Charles Philibert-Thiboutot will represent Canada at the Olympics for a second time next July in Paris.
In his first attempt at the automatic qualifying standard of three minutes, 33.50 second in the men’s 1,500 metres, the middle-distance runner clocked 3:33.29 in his Diamond League season debut on Sunday in Silesia, Poland.
“I’m hoping the race will be fast [and] obviously I’ll have the Olympic standard in mind,” Philibert-Thiboutot told CBC Sports this week. “It would be nice to [hit it] right away.”
The Olympic qualifying window opened July 1, just 13 days after the Quebec City athlete dropped his personal best to 3:32.94 in Nancy, France. He ran 3:33.54 eight days earlier in Montesson, France, to end an eight-year drought between PBs and meet the 3:34.20 auto standard for the Aug. 19-27 World Athletics Championships in Budapest, Hungary.

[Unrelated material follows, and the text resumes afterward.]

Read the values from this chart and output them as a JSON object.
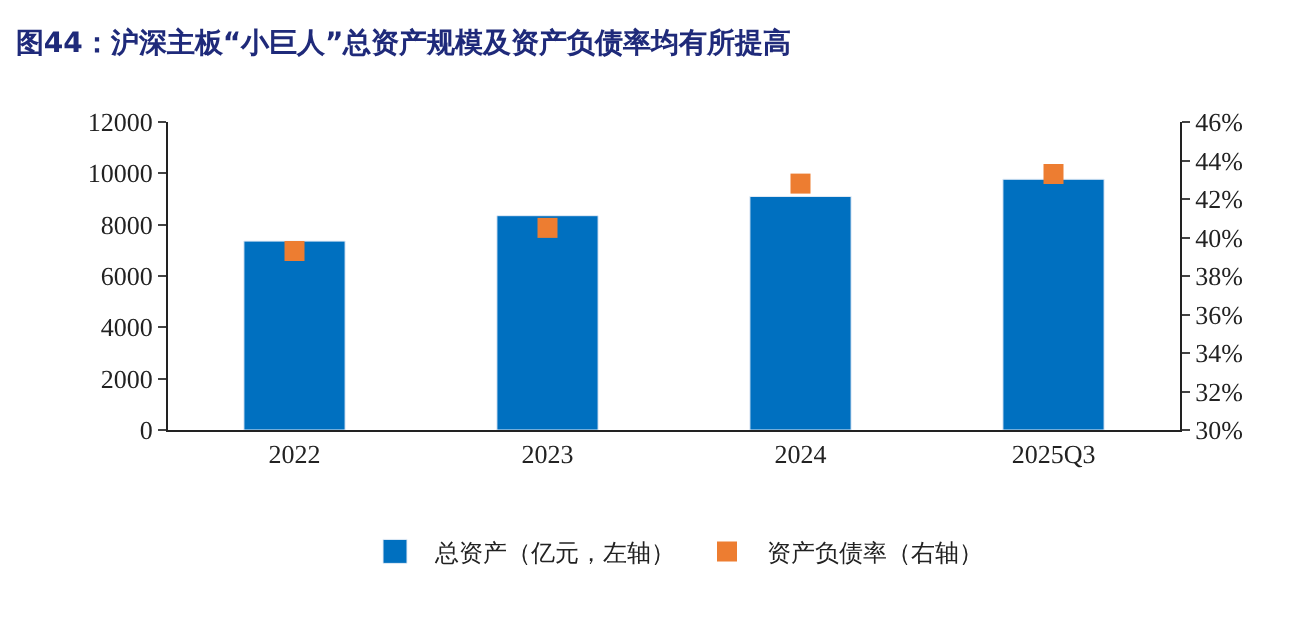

“As soon as I crossed the [finish] line the first time in France, there was so much joy that all that frustration and doubts I had over the years were gone,” said Philibert-Thiboutot, who was 12th of 14 finishers on Sunday.
“It was like validation that all those years of hard work, at least to me, were definitely worth it.”
Over the years, Philibert-Thiboutot’s PB attempts were disrupted at various times by the following injuries: Stress fracture in his right foot, a left Achilles problem, lower back issues, torn left calf and a sciatic nerve problem.
The four-time Canadian champion also encountered bad luck with race conditions not on his side, whether it was poor weather or getting bodied, tripped a lot and not being able to find a rhythm as was the case last month racing at the Portland Track Festival.
“The years between 2017 and 2020 when the injuries were major, you’re wondering if you’ll ever be able to perform again [on the track],” said Philibert-Thiboutot, who didn’t qualify for the 1,500 final at the 2016 Rio Olympics, placing 16th (3:40.79). “To move forward, and this is something I worked on with a sports psychologist in 2021 and 2022, I can’t carry the negative emotions of the injuries forever. I got rid of them in 2022 and I’m a totally new athlete.”
Reigning Olympic 1,500 champion Jakob Ingebrigtsen of Norway acquired Sunday’s event in a 3:27.14 PB for a European record and lowered his season world-leading time from 3:27.95.
“Today I wanted a fast race and I wanted to run another sub-3:28. I knew if I could do that, there was a big risk of setting another PB,” said Ingebrigtsen, who is undefeated in 10 races this season. “The pacemakers helped a lot today, especially with Stewart McSweyn taking over on the third lap. It is not every day that you get one of the best runners in the world to help you run fast. This result was the best I could hope for today.”
Abel Kipsang was second in a 3:29.11 PB followed by Kenyan teammate Reynold Kipkorir Cheruiyot (3:30.30), also a PB.
The next Diamond League stop is next Friday in Monaco, where Marco Arop and Moh Ahmed are scheduled to run for Canada in the 800 and 5,000, respectively.
Arop, the world No.1 in his event, ran a 1:43.30 SB for second place on June 9 at the Meeting de Paris Diamond League competition, only 10-100ths of a second off Brandon McBride’s Canadian record.
Arop, the reigning national champion, had a trio of top-three finishes on the professional track and field circuit in 2022.
Ahmed, who became Canada’s first Olympic medalist in the 5,000 with silver in Tokyo in 2021, hasn’t raced since a 12:56.46 clocking at the Golden Gala Diamond League in Florence, Italy on June 2.
The 32-year-old Canadian record holder in the 5,000 and 10,000 plans to race both events at worlds and the 5,000 a few days later in Zurich.